This article part of our “Mixed Signals” section, home to unserious, untrue, and all around silly news.
A notebook presumably belonging to a UHCL student was recently discovered outside The Signal’s office windows.

In an attempt to identify who the notebook belonged to, further inspection has shown that it appears to have served as the student’s personal journal and been intentionally abandoned. This may be due to what the notebook contained.
The majority of the notebook’s contents, including the notebook itself, aren’t particularly exceptional. Tucked away towards the middle of the notebook’s pages, however, was a slimmer, visibly older and tattered page that, according to some of the preceding journal entries, was originally found by the owner on Aug. 28, in a library book.
Additional journal entries written before and after Aug. 28 confirm that the book containing the note originated from UHCL’s Neumann Library.

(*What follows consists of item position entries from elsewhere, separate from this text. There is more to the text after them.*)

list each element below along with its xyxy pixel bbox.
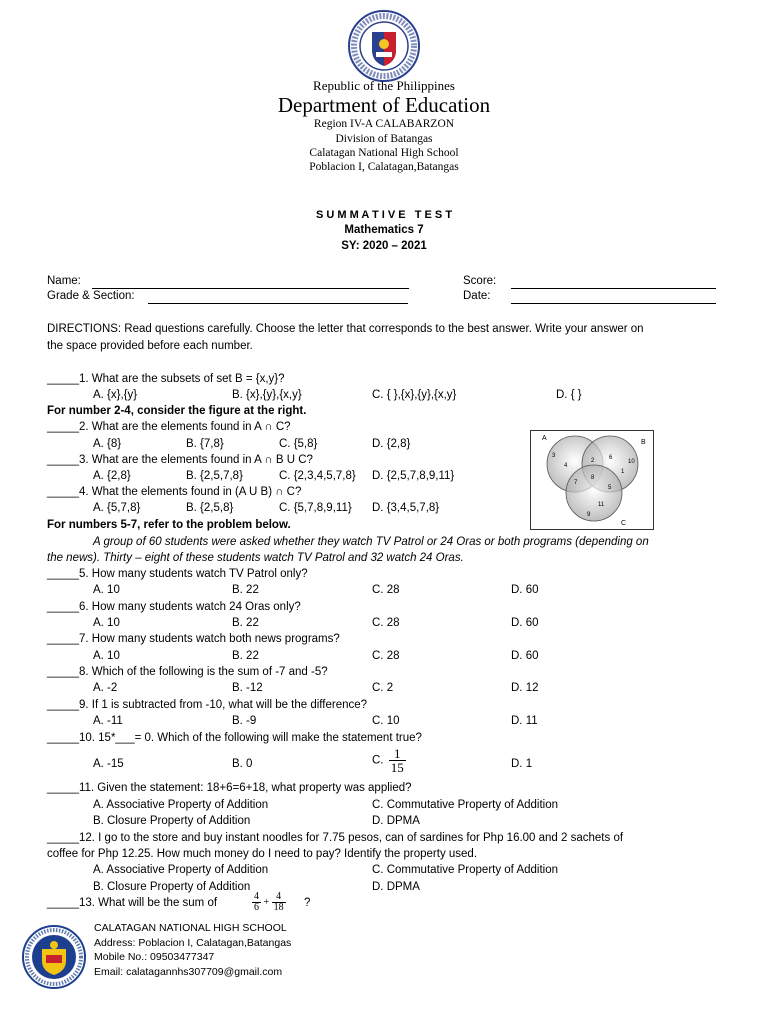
q5-option-c: C. 28 [372,584,400,596]
venn-diagram [530,430,654,530]
venn-num-9: 9 [587,512,591,518]
question-1: _____1. What are the subsets of set B = {x,y}? [47,373,285,385]
q5-option-a: A. 10 [93,584,120,596]
q1-option-c: C. { },{x},{y},{x,y} [372,389,457,401]
name-label: Name: [47,275,81,287]
q10-option-c-prefix: C. [372,754,384,767]
q1-option-d: D. { } [556,389,582,401]
q2-option-d: D. {2,8} [372,438,411,450]
note-questions-5-7: For numbers 5-7, refer to the problem below. [47,519,291,531]
q6-option-b: B. 22 [232,617,259,629]
q5-option-d: D. 60 [511,584,539,596]
q12-option-a: A. Associative Property of Addition [93,864,269,876]
q4-option-c: C. {5,7,8,9,11} [279,502,352,514]
date-label: Date: [463,290,491,302]
problem-line-2: the news). Thirty – eight of these students watch TV Patrol and 32 watch 24 Oras. [47,552,464,564]
q10-option-a: A. -15 [93,758,124,770]
q6-option-c: C. 28 [372,617,400,629]
q10-option-d: D. 1 [511,758,533,770]
q13-fraction-2-numerator: 4 [272,892,286,903]
q6-option-a: A. 10 [93,617,120,629]
deped-seal-icon [348,10,420,82]
note-questions-2-4: For number 2-4, consider the figure at the right. [47,405,307,417]
q10-option-c-fraction [389,747,406,774]
question-10: _____10. 15*___= 0. Which of the following will make the statement true? [47,732,422,744]
grade-section-label: Grade & Section: [47,290,135,302]
q11-option-d: D. DPMA [372,815,420,827]
footer-email[interactable]: Email: calatagannhs307709@gmail.com [94,966,283,978]
venn-num-7: 7 [574,480,578,486]
question-12-line-1: _____12. I go to the store and buy instant noodles for 7.75 pesos, can of sardines for Php 16.00 and 2 sachets of [47,832,624,844]
venn-num-3: 3 [552,453,556,459]
directions-line-1: DIRECTIONS: Read questions carefully. Choose the letter that corresponds to the best answer. Write your answer on [47,323,644,335]
venn-num-8: 8 [591,475,595,481]
q10-option-c [372,747,406,774]
q3-option-b: B. {2,5,7,8} [186,470,243,482]
venn-num-6: 6 [609,455,613,461]
q13-plus-sign: + [263,897,270,908]
question-2: _____2. What are the elements found in A ∩ C? [47,421,291,433]
q13-fraction-1 [252,892,261,913]
question-11: _____11. Given the statement: 18+6=6+18, what property was applied? [47,782,412,794]
question-13: _____13. What will be the sum of [47,897,218,909]
q11-option-b: B. Closure Property of Addition [93,815,251,827]
q10-fraction-numerator: 1 [389,747,406,761]
question-7: _____7. How many students watch both news programs? [47,633,340,645]
department-title: Department of Education [277,93,491,117]
q2-option-a: A. {8} [93,438,122,450]
region-text: Region IV-A CALABARZON [313,118,455,130]
q7-option-d: D. 60 [511,650,539,662]
q13-fraction-2 [272,892,286,913]
q3-option-d: D. {2,5,7,8,9,11} [372,470,455,482]
venn-num-5: 5 [608,485,612,491]
venn-num-2: 2 [591,458,595,464]
venn-label-a: A [542,435,547,442]
q3-option-a: A. {2,8} [93,470,131,482]
q12-option-c: C. Commutative Property of Addition [372,864,558,876]
q11-option-c: C. Commutative Property of Addition [372,799,558,811]
q7-option-a: A. 10 [93,650,120,662]
footer-mobile: Mobile No.: 09503477347 [94,951,215,963]
venn-num-1: 1 [621,469,625,475]
q4-option-b: B. {2,5,8} [186,502,234,514]
school-logo-icon [22,925,86,989]
q3-option-c: C. {2,3,4,5,7,8} [279,470,356,482]
test-title: S U M M A T I V E T E S T [315,209,453,221]
question-4: _____4. What the elements found in (A U B) ∩ C? [47,486,302,498]
q12-option-d: D. DPMA [372,881,420,893]
question-9: _____9. If 1 is subtracted from -10, what will be the difference? [47,699,368,711]
school-year: SY: 2020 – 2021 [341,240,427,252]
q8-option-a: A. -2 [93,682,118,694]
q9-option-c: C. 10 [372,715,400,727]
score-field[interactable] [511,288,716,289]
problem-line-1: A group of 60 students were asked whether they watch TV Patrol or 24 Oras or both programs (depending on [93,536,649,548]
q7-option-b: B. 22 [232,650,259,662]
venn-num-4: 4 [564,463,568,469]
q9-option-b: B. -9 [232,715,257,727]
question-8: _____8. Which of the following is the sum of -7 and -5? [47,666,328,678]
q7-option-c: C. 28 [372,650,400,662]
q8-option-b: B. -12 [232,682,263,694]
subject-title: Mathematics 7 [344,224,424,236]
q12-option-b: B. Closure Property of Addition [93,881,251,893]
q10-fraction-denominator: 15 [390,760,404,775]
q9-option-d: D. 11 [511,715,538,727]
q13-question-mark: ? [304,897,311,909]
venn-num-10: 10 [628,459,635,465]
footer-address: Address: Poblacion I, Calatagan,Batangas [94,937,292,949]
q2-option-c: C. {5,8} [279,438,318,450]
q1-option-b: B. {x},{y},{x,y} [232,389,302,401]
republic-text: Republic of the Philippines [313,78,455,93]
q8-option-d: D. 12 [511,682,539,694]
question-3: _____3. What are the elements found in A ∩ B U C? [47,454,313,466]
q9-option-a: A. -11 [93,715,123,727]
question-5: _____5. How many students watch TV Patrol only? [47,568,308,580]
q13-fraction-1-denominator: 6 [254,902,259,913]
q8-option-c: C. 2 [372,682,394,694]
school-text: Calatagan National High School [309,147,459,159]
directions-line-2: the space provided before each number. [47,340,253,352]
name-field[interactable] [92,288,409,289]
venn-label-b: B [641,439,646,446]
school-address-text: Poblacion I, Calatagan,Batangas [309,161,459,173]
venn-num-11: 11 [598,502,605,508]
score-label: Score: [463,275,497,287]
q10-option-b: B. 0 [232,758,253,770]
q6-option-d: D. 60 [511,617,539,629]
q5-option-b: B. 22 [232,584,259,596]
question-12-line-2: coffee for Php 12.25. How much money do I need to pay? Identify the property used. [47,848,478,860]
q4-option-d: D. {3,4,5,7,8} [372,502,440,514]
q11-option-a: A. Associative Property of Addition [93,799,269,811]
q4-option-a: A. {5,7,8} [93,502,141,514]
footer-school-name: CALATAGAN NATIONAL HIGH SCHOOL [94,922,287,934]
question-6: _____6. How many students watch 24 Oras only? [47,601,301,613]
q13-fraction-2-denominator: 18 [273,902,284,913]
date-field[interactable] [511,303,716,304]
q13-expression [252,892,286,913]
q13-fraction-1-numerator: 4 [254,891,259,902]
q2-option-b: B. {7,8} [186,438,224,450]
venn-label-c: C [621,520,627,527]
division-text: Division of Batangas [335,133,433,145]
q1-option-a: A. {x},{y} [93,389,138,401]
grade-section-field[interactable] [148,303,408,304]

The note in question, aside from being in poor condition, is difficult to read or make sense of. Over the course of the following days, members of The Signal’s editorial staff worked at deciphering the note’s message.
I ultimately uncovered the message, and was subsequently made the butt of several jokes about bad handwriting.

Edited for the sake of clarity, it reads:
“Tale of The Man in the Bayou – UHCL Shadow Student
In the fall of ’82, a student failed his classes, and failed over, and over, and over, and over, and over, and over again.
He never graduated.
His spirit still lives on in the Bayou, seeking vengeance by continuing the cycle every Fall.
Watch your grades.”
In spite of the note’s unnerving subject matter, the owner of the notebook was initially dismissive of this story (see Aug. 28 entry) but kept the note. Where the situation began to take an even stranger turn is seen in their journal entry for Sept. 15.

The entry begins with the student believing themselves to have been “seeing something” out of their periphery for the past few weeks when leaving their evening class. They then express that this is something they can no longer attempt to ignore.
“I know I should be focusing on my classes, but I’m worried.”
After several more weeks pass, the student can be seen becoming more distressed over their grades. This is only worsened by looming midterms, and comes to a head in a journal entry dated Oct. 21: last Monday.

In the entry, the student is upset at having failed (presumably all) of their midterms. This is only worsened by the fact that they have already used all 6 course drops allotted by the state of Texas. And, instead of communicating with their professors, more and more of the student’s time is spent in the Neumann Library’s 3rd floor archives.
Though it does seem to have paid off.
The student claims to have found a printed article from The Signal (or the UHCLidian, as it was formerly known) that gave mention of a “mysterious figure” having been seen out in the woods around campus, and remarks that the figure’s description closely matches the one that they’re being followed by.
Note: The Signal has been unable to find any evidence of this article’s existence
In the entries for the days following, the student’s mental and physical health can be seen rapidly deteriorating. They hastily write out record of themselves cutting off friends, family, and their former partner. They also no longer attend any classes. And yet they keep losing sleep–haunted by the same shadowy figure.
In their Oct. 27 entry they write, “Failing all my classes. Shadow Student for sure following me. Must be this dumb paper I kept around. Tossing both out into the woods today. Goodbye.”

This is the final journal entry written.
Though fairly easy to dismiss this finding as some kind of prank–or visible documentation of someone who might have benefitted from a visit to the campus Counseling and Mental Health Center–The Signal strongly advises exercising caution around any other notes of this sort.
Since the recovery of the note, several members of The Signal editorial staff have spoken of seeing a shadowy figure looking into the office windows after dark.
Editor’s Note: Only a select few images of the journal entries mentioned in the article were included. This was done in the interest of preserving the student’s anonymity.